The ZEW’s May survey showed no change to the dim view investors have about Germany’s immediate economic future, but respondents expressed less pessimism than expected about the current situation in Europe’s biggest economy and even a touch more optimism about the Eurozone as a whole.

 

The ZEW’s forward-looking economic sentiment indicator for Germany this month was unchanged from the -8.2 reading in April, which matched economists’ forecasts. It remained at the lowest level in more than five years.

 

The current situation indicator slipped to 87.4, beating the estimate of 85.5. Eurozone economic sentiment rose unexpectedly to 2.4 compared to April’s 2.0 reading, the ZEW said.
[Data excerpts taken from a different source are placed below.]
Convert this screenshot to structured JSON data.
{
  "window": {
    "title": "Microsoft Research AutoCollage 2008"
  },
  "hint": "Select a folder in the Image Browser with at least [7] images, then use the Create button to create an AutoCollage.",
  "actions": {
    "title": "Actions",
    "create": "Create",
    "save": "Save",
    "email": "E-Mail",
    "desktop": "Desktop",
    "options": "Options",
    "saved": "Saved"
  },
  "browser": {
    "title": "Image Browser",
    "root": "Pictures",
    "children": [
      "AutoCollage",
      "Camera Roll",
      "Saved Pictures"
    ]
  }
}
The release of the survey results coincided with the publication of Eurozone industrial production and GDP data, and markets generally ignored the lot.

 

Good German trade and manufacturing data last month failed to improve the expectations of investors, according to ZEW President Professor Achim Wambach.

 

“The effects of the relatively positive values for German exports and production in March 2018 have been overshadowed in the most recent survey by uncertainty motivated by recent political events,” Wambach said. “The US decision to back out of the nuclear treaty with Iran and fears of a further escalation of the international trade conflict with the US, as well as a further rise of crude oil prices, have had an overall negative impact on economic expectations in Germany.”

 

The Sentix index of investor confidence in Germany last week fell for the fourth straight month and dropped to its lowest level since September 2016.

 

Earlier today, Germany’s statistics office said Q1 GDP grew at an annual work-day-adjusted rate of 2.3pct, which was slightly lower than the forecast of 2.4pct and below the 2.9pct rate for Q4 2017.

 

On the back of the latest GDP data, Germany’s economics ministry said country’s upswing remains intact, and the economy will continue to grow, but possibly at a slightly slower pace.

 

VP Bank Group Chief Economist Thomas Gitzel said, “At the moment, there is no solid indication of an accelerated cooling-off of economic growth. The employment situation is terrific, companies are investing more again, and the construction sector is excelling with full order books.”